Why do they make it so difficult?
I don’t understand why they make it so difficult. Suicide booths, from Vonnegut’s vision of the fulfillment of patriotric duty, have become a joke – viz. Futurama, and Martin Amis. But it’s a joke no one means. You can’t go to the corner, pay your dollar and have it done with. You can’t catch the bus, or go to Switzerland. They’ve made it difficult.
And I don’t understand why. What the hell is it about being alive that makes everyone want it to be the only option? Doctors, who ought to know better, who ought to know that we’re all just an oozing puddle of piss and snot in the end, spend their whole careers hooking us up to machines that pump in artificial oxygen and electricity to keep us going. Pharmacists add stuff to pills to make us puke them back up again, and – if what I read on the internet is true – fuck about with drugs on a molecular level just so we can’t overdose, or if we do, so we’re left vegetables dependent on the aforementioned doctors, instead of dead.
How the bloody hell does any of that make sense?
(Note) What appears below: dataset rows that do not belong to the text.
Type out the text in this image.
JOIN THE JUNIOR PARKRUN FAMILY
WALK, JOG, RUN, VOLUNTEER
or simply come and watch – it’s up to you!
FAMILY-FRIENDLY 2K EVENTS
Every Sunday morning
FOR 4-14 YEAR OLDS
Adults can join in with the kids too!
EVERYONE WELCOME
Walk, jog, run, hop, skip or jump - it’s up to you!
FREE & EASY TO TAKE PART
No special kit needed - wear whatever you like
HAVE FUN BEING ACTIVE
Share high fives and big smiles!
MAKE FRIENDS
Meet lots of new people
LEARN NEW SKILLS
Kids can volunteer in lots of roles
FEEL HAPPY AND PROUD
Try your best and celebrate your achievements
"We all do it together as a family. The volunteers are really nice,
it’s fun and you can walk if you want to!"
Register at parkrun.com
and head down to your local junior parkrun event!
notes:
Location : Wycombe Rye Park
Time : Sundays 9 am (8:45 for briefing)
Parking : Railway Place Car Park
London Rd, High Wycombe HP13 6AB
“Suicide while the balance of his mind was disturbed.” I know the historical background to this – the condemnation and forfeiture of the felo de se. But I think we’ve moved beyond that now. (If the Queen would like my collection of empty wine bottles and cheap paperbacks, I’m sure she’s welcome to em.) Surely it’s possible, now, that one can rationally decide that one no longer wants to live?
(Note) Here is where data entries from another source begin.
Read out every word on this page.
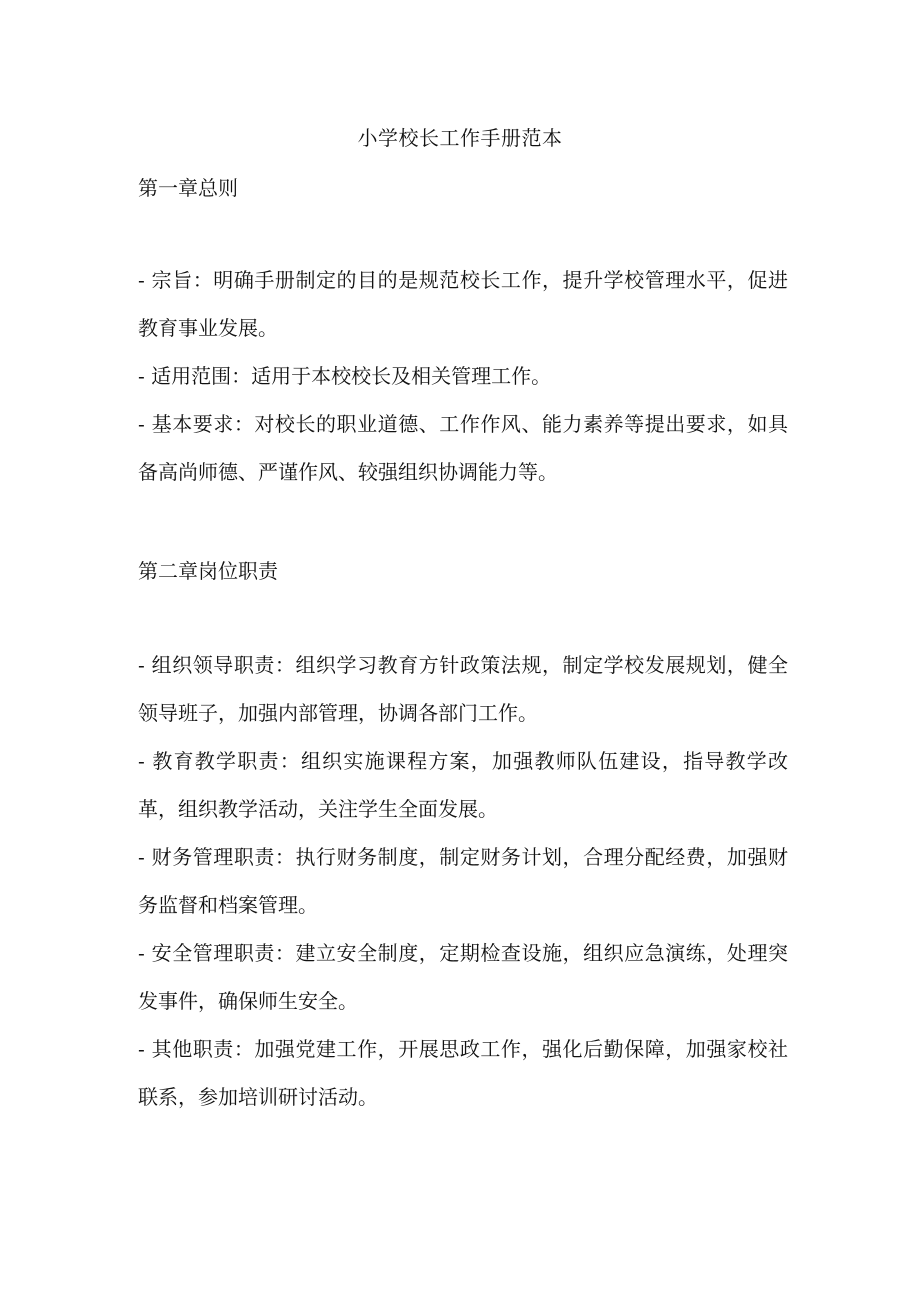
小学校长工作手册范本
第一章总则

- 宗旨：明确手册制定的目的是规范校长工作，提升学校管理水平，促进教育事业发展。

- 适用范围：适用于本校校长及相关管理工作。

- 基本要求：对校长的职业道德、工作作风、能力素养等提出要求，如具备高尚师德、严谨作风、较强组织协调能力等。

第二章岗位职责

- 组织领导职责：组织学习教育方针政策法规，制定学校发展规划，健全领导班子，加强内部管理，协调各部门工作。

- 教育教学职责：组织实施课程方案，加强教师队伍建设，指导教学改革，组织教学活动，关注学生全面发展。

- 财务管理职责：执行财务制度，制定财务计划，合理分配经费，加强财务监督和档案管理。

- 安全管理职责：建立安全制度，定期检查设施，组织应急演练，处理突发事件，确保师生安全。

- 其他职责：加强党建工作，开展思政工作，强化后勤保障，加强家校社联系，参加培训研讨活动。
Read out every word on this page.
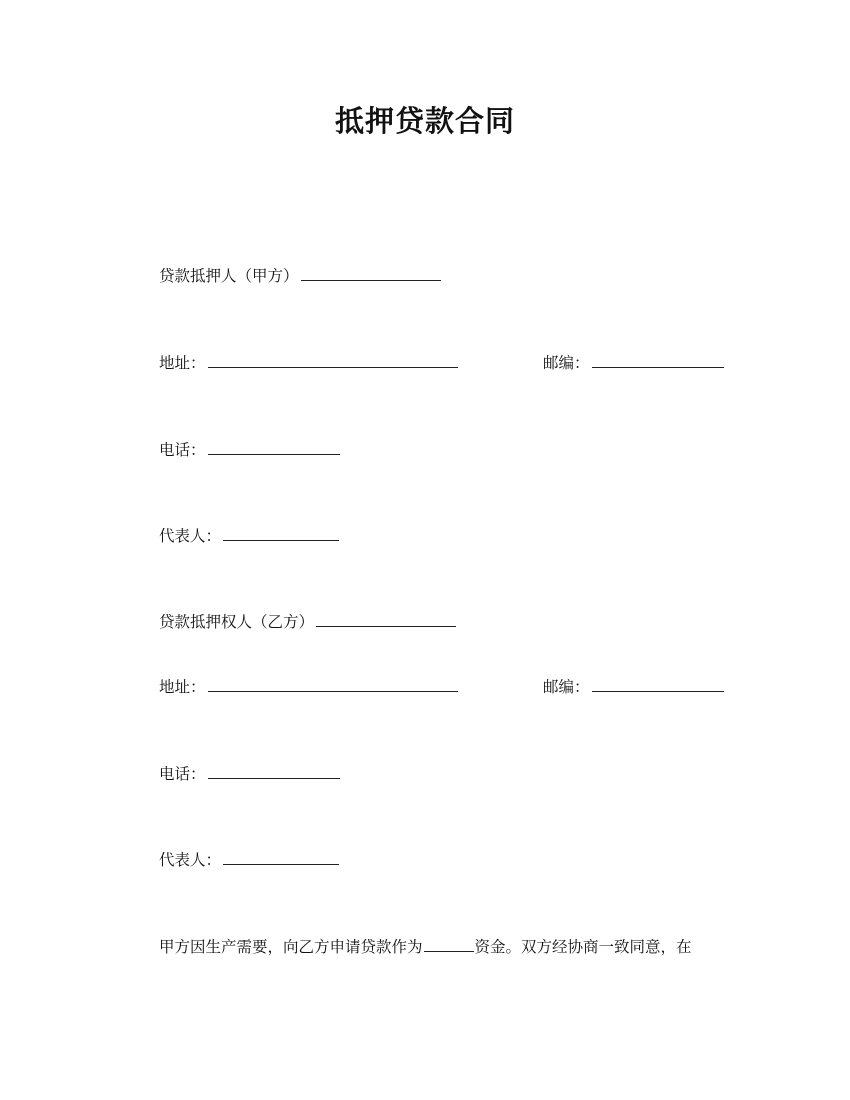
抵押贷款合同
贷款抵押人（甲方）
地址：	邮编：
电话：
代表人：
贷款抵押权人（乙方）
地址：	邮编：
电话：
代表人：
甲方因生产需要，向乙方申请贷款作为	资金。双方经协商一致同意，在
But still, this prohibition persists. Self-deliverance? Nope, return to sender. None of us is allowed to opt out.
I used to think it was religious. My father, on discovering that I (aged thirteen-ish) had been eating more paracetamol than was good for me, saying, “you know if you’d died, you’d've gone to hell.” Suicide is the sin against the holy spirit, apparently. The one that’s unforgiveable. Well, chums, see you in hell: I can’t imagine it’ll be that different. I’ll keep a couple of pitchforks warm for you.
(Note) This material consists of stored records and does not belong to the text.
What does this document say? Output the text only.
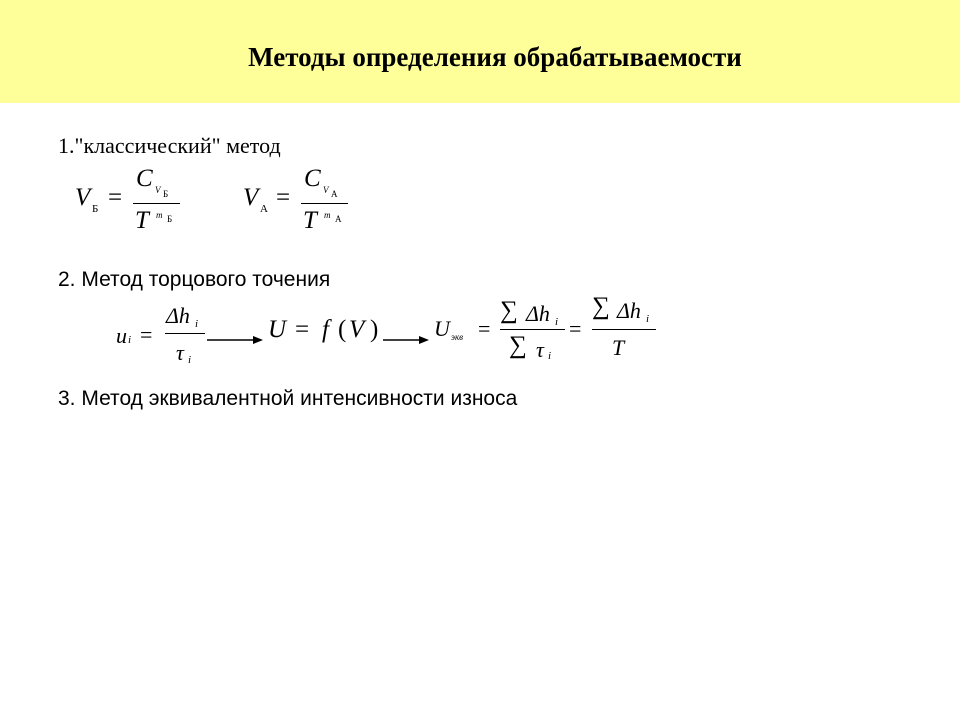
Методы определения обрабатываемости
1."классический" метод
2. Метод торцового точения
3. Метод эквивалентной интенсивности износа
V Б =
C V Б
T m Б
V А =
C V А
T m А
u i =
Δh i
τ i
U = f ( V )	U экв =
∑ Δh i
∑ τ i
=
∑ Δh i
T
It isn’t religious. Even those who are in favour of AS want to make it difficult. Tribunals, Lord Pratchett? Really?? He makes it sound like getting planning permission. And those people – those otherwise sane, liberal, libertarian people – who argue against pills and books about pills and websites that explain where to get pills. Do you know what you’re doing? You wouldn’t argue I couldn’t eat, read or fuck what I wanted: why do you arrogate to yourself the right to decide that I have to continue breathing, whether I want to or not?
I just want to be able to get on with it. I don’t want to spend hours, days, browsing internet forums full of miserabilists trying to find out if *this* and *this* and *this* mixed will work, will knock me out before it hurts, before I get scared, will cancel each other out, will just get puked back up because of what doctors have added in…
Why? It’s my fucking life. I choose not to live it any more. Why don’t I get to make this choice?
Honestly, it’s Dorothy fucking Parker all over again.